The company, in application and environmental review documents filed with the towns on Friday, estimates that up to 1,800 new permanent jobs could be created at Fab 8.2 — along with a maximum of 2,500 construction jobs.

But company officials said again that the filing of the application doesn’t necessarily mean the second plant will be built, though it is an indication of how well things are going for the expanding chip foundry.

“Any decisions on additional facilities will be driven by a variety of complex factors, including local site plan approvals, the availability of regional infrastructure, market demand and global business conditions,” GlobalFoundries spokesman Travis Bullard.

GlobalFoundries wants to see the zoning decision made within 90 days, and to be in a position to get a building permit within six months.

“While we are only in the initial design and planning phase for this project, our global business continues to grow and we are excited about the possibility of expanding our investment and capabilities in New York,” Bullard said.

The company’s 223-acre site in the Luther Forest Technology Campus is on the Malta-Stillwater town line.
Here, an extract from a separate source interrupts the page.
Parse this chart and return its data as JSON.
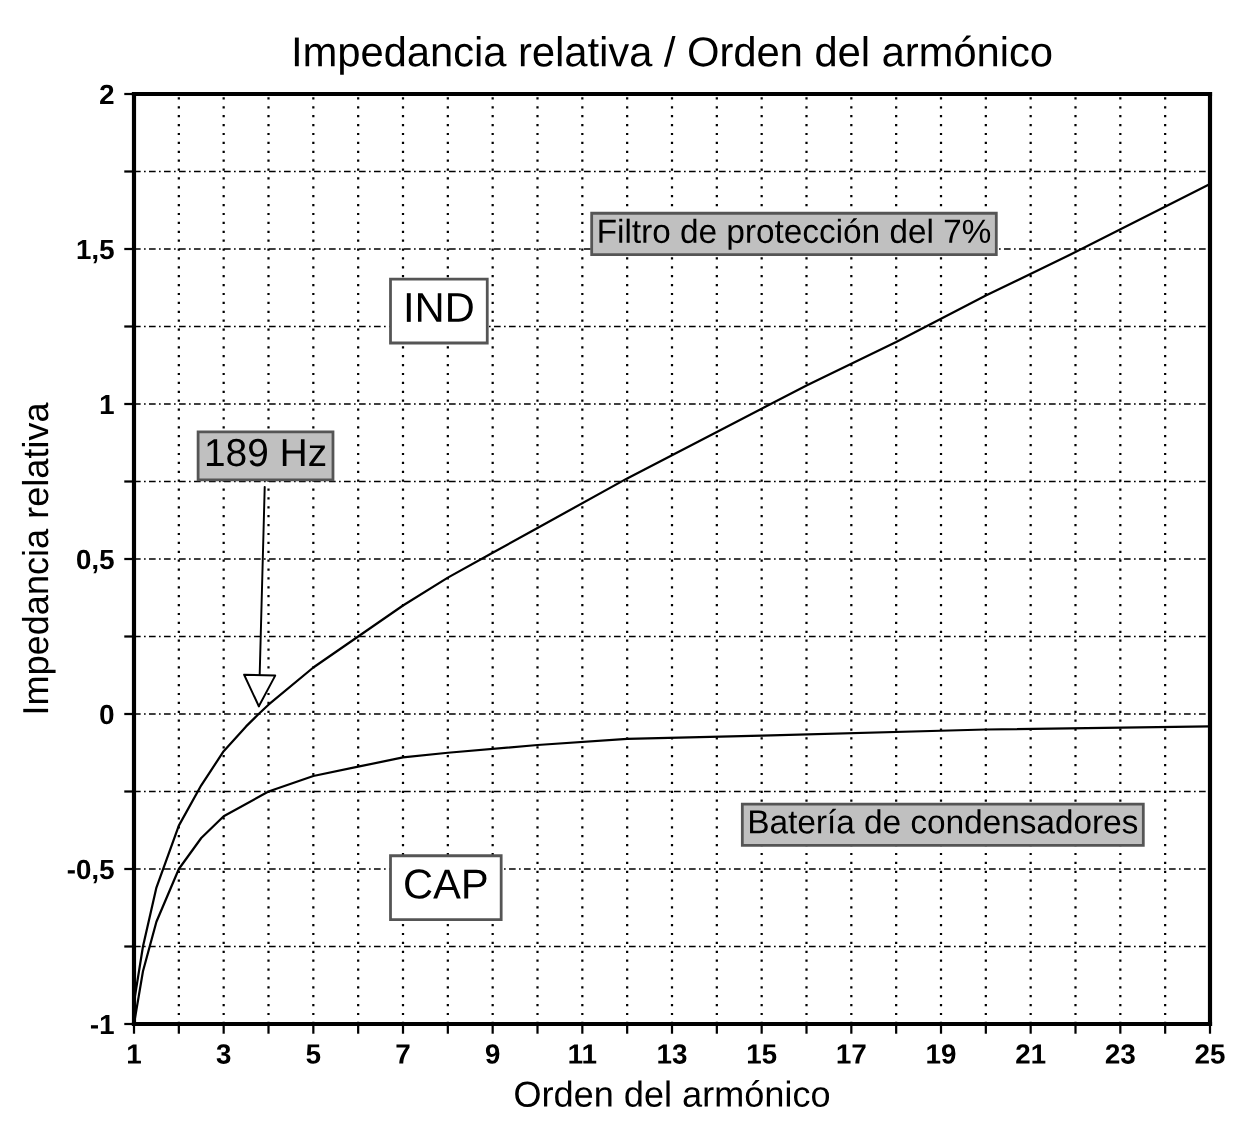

A new factory would be primarily in Malta, but a portion of the building would be located across the town line in Stillwater.

The Malta Town Board, which will lead the environmental and zoning review, has scheduled a special meeting and workshop for Feb. 12 to begin discussion of the application.

The first plant at Fab 8, which has only gone into production in the last few months, will have cost $6.9 billion when finished, and currently has about 2,000 employees.

The company already has plans to break ground this spring on a new Technology Development Center that could mean as many as 1,000 more jobs.

If Fab 8.2 goes forward — with construction and start-up expected to take about three years — the total permanent workforce on site could rise to about 4,800, based on information submitted to the towns.

Among changes the company is seeking in its current planned development district legislation are permission to increase the maximum size of the plant’s manufacturing cleanroom from 300,000 square feet to 475,000 square feet. Fab 8.1 has a 210,000-square-foot cleanroom that’s being expanded to 300,000 square feet.

A new traffic study has found a need for several off-site traffic improvements, but the Northway Exit 11A once contemplated as part of the Luther Forest Technology Campus’ development “was found not to be warranted for Fab 8.2.”

Generally, the environmental reports submitted to the town find that the water, sewer and electrical infrastructure already in place are adequate to support the factory.